Toto Rahardjo dan EH Kertanegara lantas mengomentari beberapa pengalaman yang disampaikan jamaah. Bukan soal pesta itu tidak boleh, tapi masyarakat tidak berkecenderungan bahwa Lebaran itu bukan pesta. Perayaan lebaran ini pun sebenarnya bukan urusan agama, tapi lebih ke urusan kebudayaan meskipun berasal dari peristiwa agama. Pada jaman ini, yang dominan adalah bagaimana misi-misi pasar yang mempengaruhi segala hal terkait dengan cita rasa dan status sosial.
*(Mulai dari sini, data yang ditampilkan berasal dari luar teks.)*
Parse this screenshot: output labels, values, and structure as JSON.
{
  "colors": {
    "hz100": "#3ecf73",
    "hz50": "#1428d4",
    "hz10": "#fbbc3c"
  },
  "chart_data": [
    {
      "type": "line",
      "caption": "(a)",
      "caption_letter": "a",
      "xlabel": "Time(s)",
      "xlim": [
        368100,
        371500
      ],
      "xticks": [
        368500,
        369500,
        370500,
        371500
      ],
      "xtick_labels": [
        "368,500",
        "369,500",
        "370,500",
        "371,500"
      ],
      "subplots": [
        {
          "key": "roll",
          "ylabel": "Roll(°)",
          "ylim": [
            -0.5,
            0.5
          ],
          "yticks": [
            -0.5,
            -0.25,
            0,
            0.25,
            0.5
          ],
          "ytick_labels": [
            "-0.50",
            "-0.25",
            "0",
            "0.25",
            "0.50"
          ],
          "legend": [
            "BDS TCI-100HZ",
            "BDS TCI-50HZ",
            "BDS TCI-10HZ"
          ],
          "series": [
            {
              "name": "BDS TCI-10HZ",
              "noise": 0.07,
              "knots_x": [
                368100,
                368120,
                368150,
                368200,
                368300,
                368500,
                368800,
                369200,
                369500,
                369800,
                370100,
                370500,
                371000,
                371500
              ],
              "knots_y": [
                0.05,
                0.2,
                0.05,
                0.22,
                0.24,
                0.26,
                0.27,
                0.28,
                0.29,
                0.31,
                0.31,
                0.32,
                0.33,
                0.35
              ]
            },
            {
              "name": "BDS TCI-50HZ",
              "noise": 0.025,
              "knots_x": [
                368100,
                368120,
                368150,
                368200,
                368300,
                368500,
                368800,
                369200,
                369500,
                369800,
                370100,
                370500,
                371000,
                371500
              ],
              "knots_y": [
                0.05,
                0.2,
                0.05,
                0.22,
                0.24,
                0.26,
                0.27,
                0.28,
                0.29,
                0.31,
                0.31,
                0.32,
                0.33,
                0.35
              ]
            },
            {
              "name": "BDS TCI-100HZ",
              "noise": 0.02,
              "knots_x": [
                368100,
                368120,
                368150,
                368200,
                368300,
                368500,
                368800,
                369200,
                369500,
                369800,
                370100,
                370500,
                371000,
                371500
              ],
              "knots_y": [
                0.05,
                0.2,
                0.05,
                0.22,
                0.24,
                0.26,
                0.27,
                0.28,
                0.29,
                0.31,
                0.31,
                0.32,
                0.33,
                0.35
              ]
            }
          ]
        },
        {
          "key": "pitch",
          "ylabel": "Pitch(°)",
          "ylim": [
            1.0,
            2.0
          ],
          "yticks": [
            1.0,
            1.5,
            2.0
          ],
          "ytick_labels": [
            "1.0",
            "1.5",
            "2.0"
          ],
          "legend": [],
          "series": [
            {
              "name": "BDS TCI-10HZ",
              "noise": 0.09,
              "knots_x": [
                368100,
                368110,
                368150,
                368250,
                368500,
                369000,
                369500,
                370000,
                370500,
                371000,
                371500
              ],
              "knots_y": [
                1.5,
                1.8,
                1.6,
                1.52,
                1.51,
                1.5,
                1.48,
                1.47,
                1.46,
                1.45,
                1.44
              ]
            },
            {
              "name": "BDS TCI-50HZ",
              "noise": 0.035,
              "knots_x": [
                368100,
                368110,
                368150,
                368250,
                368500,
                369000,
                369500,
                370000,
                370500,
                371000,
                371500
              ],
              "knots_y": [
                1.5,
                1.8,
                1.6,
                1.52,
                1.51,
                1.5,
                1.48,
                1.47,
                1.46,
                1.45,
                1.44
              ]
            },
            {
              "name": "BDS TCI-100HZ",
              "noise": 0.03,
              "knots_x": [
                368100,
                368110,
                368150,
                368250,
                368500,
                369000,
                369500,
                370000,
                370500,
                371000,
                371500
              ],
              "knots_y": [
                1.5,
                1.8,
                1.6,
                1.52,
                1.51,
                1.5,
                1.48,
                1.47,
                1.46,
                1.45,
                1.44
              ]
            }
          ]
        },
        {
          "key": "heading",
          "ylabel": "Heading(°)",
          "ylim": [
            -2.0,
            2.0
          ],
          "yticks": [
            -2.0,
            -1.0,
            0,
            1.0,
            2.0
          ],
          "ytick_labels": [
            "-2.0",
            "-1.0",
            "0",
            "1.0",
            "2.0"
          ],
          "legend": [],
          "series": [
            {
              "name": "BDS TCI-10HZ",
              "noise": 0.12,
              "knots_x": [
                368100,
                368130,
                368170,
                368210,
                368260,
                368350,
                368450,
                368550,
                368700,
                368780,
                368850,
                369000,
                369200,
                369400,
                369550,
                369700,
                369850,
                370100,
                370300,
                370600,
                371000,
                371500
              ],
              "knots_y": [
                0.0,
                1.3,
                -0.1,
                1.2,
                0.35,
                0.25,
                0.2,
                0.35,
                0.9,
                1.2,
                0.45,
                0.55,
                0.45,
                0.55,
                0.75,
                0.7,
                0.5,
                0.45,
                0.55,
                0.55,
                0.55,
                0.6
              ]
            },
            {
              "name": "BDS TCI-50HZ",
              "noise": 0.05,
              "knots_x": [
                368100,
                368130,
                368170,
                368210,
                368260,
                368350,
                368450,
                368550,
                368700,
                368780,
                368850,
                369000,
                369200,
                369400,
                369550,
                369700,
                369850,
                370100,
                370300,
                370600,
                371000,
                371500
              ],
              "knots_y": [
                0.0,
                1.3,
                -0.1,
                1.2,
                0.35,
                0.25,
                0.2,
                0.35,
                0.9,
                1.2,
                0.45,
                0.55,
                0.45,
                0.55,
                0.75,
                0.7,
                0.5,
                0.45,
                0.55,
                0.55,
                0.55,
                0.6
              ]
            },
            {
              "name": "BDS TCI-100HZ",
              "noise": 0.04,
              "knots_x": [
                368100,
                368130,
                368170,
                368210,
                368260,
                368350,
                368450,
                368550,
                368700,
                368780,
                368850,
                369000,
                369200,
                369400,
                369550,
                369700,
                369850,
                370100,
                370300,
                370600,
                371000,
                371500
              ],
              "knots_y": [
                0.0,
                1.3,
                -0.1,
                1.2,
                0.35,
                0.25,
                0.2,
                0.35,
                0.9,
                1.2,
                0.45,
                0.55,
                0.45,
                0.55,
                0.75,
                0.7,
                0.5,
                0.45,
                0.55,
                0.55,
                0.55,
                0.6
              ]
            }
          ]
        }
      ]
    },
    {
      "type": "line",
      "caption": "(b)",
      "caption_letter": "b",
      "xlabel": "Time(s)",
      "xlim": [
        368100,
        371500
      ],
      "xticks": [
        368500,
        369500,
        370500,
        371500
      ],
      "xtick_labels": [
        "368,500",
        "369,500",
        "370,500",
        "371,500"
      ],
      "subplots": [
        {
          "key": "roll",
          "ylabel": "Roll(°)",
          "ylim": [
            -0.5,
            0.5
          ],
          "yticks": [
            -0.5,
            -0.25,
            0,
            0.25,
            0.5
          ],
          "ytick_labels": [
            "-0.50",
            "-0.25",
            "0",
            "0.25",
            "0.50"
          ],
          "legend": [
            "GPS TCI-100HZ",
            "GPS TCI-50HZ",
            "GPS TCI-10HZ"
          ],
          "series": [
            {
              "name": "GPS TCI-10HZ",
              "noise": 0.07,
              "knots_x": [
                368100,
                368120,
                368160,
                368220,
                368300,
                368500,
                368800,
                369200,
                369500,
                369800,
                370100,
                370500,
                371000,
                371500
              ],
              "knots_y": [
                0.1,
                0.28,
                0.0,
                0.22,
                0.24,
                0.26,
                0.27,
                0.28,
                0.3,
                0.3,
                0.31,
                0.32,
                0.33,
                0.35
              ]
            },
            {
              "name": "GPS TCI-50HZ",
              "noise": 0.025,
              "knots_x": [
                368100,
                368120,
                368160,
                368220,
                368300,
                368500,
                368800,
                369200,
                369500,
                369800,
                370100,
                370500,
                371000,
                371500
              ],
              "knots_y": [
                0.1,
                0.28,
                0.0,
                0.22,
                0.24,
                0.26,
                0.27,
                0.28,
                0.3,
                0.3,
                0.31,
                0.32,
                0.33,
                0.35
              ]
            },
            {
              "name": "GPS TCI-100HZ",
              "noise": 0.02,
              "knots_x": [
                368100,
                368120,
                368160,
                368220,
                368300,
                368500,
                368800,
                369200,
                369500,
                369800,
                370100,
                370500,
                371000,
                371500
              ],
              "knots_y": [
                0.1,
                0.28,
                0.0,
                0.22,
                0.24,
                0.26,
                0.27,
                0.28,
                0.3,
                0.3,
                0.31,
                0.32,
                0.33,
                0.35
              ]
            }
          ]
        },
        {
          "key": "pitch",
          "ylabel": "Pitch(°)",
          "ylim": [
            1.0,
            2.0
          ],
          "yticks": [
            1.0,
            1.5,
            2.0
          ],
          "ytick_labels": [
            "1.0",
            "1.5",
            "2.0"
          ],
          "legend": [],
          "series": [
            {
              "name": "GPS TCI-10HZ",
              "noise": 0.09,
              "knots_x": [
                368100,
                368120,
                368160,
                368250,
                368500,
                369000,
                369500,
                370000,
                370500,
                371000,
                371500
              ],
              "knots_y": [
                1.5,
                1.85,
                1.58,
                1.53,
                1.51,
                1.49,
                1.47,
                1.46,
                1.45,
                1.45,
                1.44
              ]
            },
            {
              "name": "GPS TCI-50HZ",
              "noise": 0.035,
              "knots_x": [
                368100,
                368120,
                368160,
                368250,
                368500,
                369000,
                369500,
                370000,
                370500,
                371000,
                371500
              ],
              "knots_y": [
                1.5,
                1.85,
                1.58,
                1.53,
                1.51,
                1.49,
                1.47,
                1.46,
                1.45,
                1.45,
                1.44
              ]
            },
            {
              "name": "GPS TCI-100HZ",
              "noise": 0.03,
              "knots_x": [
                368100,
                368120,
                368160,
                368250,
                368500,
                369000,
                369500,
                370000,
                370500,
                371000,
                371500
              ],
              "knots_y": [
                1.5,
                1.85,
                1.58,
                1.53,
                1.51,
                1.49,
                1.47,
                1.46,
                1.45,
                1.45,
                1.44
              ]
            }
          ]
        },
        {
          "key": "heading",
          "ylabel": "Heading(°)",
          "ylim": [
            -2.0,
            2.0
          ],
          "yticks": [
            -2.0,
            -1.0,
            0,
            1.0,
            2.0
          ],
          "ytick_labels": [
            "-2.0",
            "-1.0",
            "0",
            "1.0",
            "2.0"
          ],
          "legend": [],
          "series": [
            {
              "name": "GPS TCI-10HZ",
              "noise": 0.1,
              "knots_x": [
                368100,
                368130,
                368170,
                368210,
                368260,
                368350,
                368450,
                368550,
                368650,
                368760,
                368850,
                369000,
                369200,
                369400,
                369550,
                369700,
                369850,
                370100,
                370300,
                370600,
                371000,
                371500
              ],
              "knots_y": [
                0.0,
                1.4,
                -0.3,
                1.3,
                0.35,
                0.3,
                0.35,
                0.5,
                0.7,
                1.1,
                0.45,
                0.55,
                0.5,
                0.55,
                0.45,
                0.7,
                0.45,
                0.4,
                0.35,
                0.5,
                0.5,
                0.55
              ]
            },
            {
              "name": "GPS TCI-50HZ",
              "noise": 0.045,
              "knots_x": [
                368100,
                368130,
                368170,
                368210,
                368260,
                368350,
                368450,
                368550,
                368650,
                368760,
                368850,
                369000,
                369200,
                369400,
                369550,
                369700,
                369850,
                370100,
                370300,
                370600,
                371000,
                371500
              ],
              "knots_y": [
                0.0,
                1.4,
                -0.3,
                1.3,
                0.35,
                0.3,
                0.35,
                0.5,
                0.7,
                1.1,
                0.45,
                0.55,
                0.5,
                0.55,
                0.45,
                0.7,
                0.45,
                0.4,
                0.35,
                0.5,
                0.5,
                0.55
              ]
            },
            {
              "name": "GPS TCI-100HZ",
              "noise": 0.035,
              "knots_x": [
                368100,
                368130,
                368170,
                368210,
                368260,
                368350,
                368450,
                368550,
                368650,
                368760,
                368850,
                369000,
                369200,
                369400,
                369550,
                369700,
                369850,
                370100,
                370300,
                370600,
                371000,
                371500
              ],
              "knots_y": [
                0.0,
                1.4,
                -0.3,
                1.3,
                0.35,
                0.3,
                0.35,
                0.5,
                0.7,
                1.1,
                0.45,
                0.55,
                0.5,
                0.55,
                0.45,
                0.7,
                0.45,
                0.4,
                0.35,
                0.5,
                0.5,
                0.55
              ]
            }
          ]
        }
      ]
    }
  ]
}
Sebelum masuk ke diskusi berikutnya, Kiai Kanjeng membawakan salah satu lagu yang akan ditampilkan pada Indonesian Jass Festival 30 Agustus mendatang di Istora Senayan. Nothing Compares To You milik Sinead O’Connor, seorang wanita yang tidak bisa menemukan bentuk dirinya sehingga masuk ke dalam gagasan-gagasan original untuk mengidentifikasi dirinya, kegagalannya dalam kehidupan pernikahan dan pertemanan, serta perjalanan hidupnya, semua indah karena dia sedang mencari jati dirinya. Dia sedang memproses Idul Fitrinya.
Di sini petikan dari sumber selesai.